A mesa-redonda foi formada pela chefe da seção de Vigilância em Agravos, Isabella Lacerda Rodrigues da Cunha; pela psicóloga da Atenção Especializada, que atua nas UPAs gerenciando e promovendo serviços da Psicossocial, Viviane de Almeida Cobo; pela diretora de Atenção Psicossocial, Sandra Pimenta; e pela referência técnica do programa Pró-Viver Mulher no Caism, Daniela Silveira, com a mediação da chefe do Departamento de Vigilância Epidemiológica, Larissa Bandeira de Mello Barbosa.
Essa é mais uma ação que integra a programação da Secretaria de Saúde pelo Dia Internacional da Mulher. Logo no início do evento foram apresentados os dados de notificações registrados junto ao setor de Epidemiologia de Uberaba. Em 2021, foram notificadas 360 fichas de violência contra a mulher, e neste ano, os números parciais de notificações registradas, até o momento, chegam a 28 fichas. Ao longo do debate, foram levantadas diversas questões sobre o atendimento da rede de saúde, para que toda a equipe fique atenta para identificar os sinais de violência que a paciente possa estar sofrendo.
Ao longo do debate foi reforçada a importância do preenchimento da ficha de notificação de violência. “A notificação é fundamental, pois através dela nós conseguimos os subsídios. Com o preenchimento completo da ficha, podemos identificar os pontos principais do público que está sofrendo violência e, assim, prestar o apoio que ele necessita”, pontuou Isabella Lacerda.

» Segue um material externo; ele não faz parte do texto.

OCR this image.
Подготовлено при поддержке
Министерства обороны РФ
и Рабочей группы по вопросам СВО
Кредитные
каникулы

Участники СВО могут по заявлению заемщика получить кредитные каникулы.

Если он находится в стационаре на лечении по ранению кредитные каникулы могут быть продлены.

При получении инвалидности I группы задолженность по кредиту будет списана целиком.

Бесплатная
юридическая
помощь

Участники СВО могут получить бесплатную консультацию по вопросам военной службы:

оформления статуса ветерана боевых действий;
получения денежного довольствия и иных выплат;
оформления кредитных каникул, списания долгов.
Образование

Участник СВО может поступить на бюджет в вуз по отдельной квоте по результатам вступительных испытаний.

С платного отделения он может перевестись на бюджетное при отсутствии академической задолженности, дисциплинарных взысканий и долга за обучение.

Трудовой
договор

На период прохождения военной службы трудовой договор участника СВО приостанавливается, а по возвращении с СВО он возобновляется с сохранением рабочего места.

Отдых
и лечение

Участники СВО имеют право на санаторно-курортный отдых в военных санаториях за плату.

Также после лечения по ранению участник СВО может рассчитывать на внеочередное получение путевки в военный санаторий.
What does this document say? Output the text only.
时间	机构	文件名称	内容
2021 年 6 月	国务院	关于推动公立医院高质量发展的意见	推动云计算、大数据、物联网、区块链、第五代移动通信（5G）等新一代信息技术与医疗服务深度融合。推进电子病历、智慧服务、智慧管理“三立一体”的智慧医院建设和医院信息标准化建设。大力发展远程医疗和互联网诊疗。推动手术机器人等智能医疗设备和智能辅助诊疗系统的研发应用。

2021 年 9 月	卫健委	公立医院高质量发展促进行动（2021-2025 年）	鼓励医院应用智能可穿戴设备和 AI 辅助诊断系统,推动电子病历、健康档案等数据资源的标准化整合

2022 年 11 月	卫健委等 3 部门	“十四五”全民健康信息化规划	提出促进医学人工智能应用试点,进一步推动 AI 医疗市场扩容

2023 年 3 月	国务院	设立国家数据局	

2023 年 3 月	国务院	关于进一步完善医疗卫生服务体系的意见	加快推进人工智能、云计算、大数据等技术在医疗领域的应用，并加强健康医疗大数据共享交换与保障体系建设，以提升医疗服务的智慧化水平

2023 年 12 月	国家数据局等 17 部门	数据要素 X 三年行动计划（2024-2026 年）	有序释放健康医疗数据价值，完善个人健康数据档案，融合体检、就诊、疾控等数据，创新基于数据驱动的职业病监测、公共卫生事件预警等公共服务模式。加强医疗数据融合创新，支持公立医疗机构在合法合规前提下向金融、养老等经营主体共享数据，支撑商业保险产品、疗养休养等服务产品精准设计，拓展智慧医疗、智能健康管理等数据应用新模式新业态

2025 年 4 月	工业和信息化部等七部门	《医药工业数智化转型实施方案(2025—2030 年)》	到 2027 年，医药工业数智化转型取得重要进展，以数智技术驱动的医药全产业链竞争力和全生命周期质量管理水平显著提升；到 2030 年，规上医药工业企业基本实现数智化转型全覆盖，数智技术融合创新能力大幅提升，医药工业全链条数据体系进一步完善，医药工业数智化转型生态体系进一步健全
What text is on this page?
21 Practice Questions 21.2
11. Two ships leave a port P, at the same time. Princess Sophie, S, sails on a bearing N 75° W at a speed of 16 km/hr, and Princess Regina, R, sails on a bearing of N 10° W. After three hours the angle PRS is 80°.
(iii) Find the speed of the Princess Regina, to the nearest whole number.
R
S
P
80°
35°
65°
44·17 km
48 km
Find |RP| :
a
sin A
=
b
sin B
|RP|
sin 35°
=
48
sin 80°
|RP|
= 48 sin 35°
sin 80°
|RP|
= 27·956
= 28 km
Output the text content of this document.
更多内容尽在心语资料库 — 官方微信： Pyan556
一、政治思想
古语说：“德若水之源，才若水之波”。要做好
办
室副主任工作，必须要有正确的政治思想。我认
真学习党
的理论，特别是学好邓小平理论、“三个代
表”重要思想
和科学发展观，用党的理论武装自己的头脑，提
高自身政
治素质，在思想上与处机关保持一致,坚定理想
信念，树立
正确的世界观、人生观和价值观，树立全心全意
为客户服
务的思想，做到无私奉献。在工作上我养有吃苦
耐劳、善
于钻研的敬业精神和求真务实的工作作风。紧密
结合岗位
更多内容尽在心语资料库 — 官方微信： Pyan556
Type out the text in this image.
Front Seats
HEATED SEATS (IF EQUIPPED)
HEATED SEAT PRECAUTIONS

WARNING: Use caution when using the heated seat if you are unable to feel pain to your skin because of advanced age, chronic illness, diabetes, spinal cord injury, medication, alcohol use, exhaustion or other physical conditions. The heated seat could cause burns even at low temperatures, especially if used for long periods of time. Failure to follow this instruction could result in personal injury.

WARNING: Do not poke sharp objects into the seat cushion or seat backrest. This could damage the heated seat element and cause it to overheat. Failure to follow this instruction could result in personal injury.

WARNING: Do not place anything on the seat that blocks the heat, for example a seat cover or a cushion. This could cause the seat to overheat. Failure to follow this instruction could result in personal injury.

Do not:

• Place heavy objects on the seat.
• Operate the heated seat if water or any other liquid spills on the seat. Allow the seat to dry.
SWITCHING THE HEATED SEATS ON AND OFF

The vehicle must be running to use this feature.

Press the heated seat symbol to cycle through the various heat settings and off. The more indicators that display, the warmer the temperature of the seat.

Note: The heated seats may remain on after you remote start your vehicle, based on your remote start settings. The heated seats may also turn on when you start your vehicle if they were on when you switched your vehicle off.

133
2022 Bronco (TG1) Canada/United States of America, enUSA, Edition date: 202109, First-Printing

A psicóloga da Atenção Especializada, Viviane Cobo, disse que a rede precisa ficar atenta às minúcias. “Às vezes, a mulher frequenta o serviço de saúde, traz problemas de ansiedade, humor deprimido e quando temos escuta qualificada, mais minuciosa, a gente detecta algum tipo de violência. É muito importante o profissional de saúde saber da obrigatoriedade da denúncia e da notificação à autoridade policial, para que possa dar algum acompanhamento a essa mulher. Isso para que ela não chegue a ser uma paciente da UPA em situação mais agravada”.
A Secretaria agora se prepara para organizar um treinamento, que deve ocorrer em junho, sobre o preenchimento da ficha de notificação de violência contra a mulher e outros agravos, como a tentativa de autoextermínio.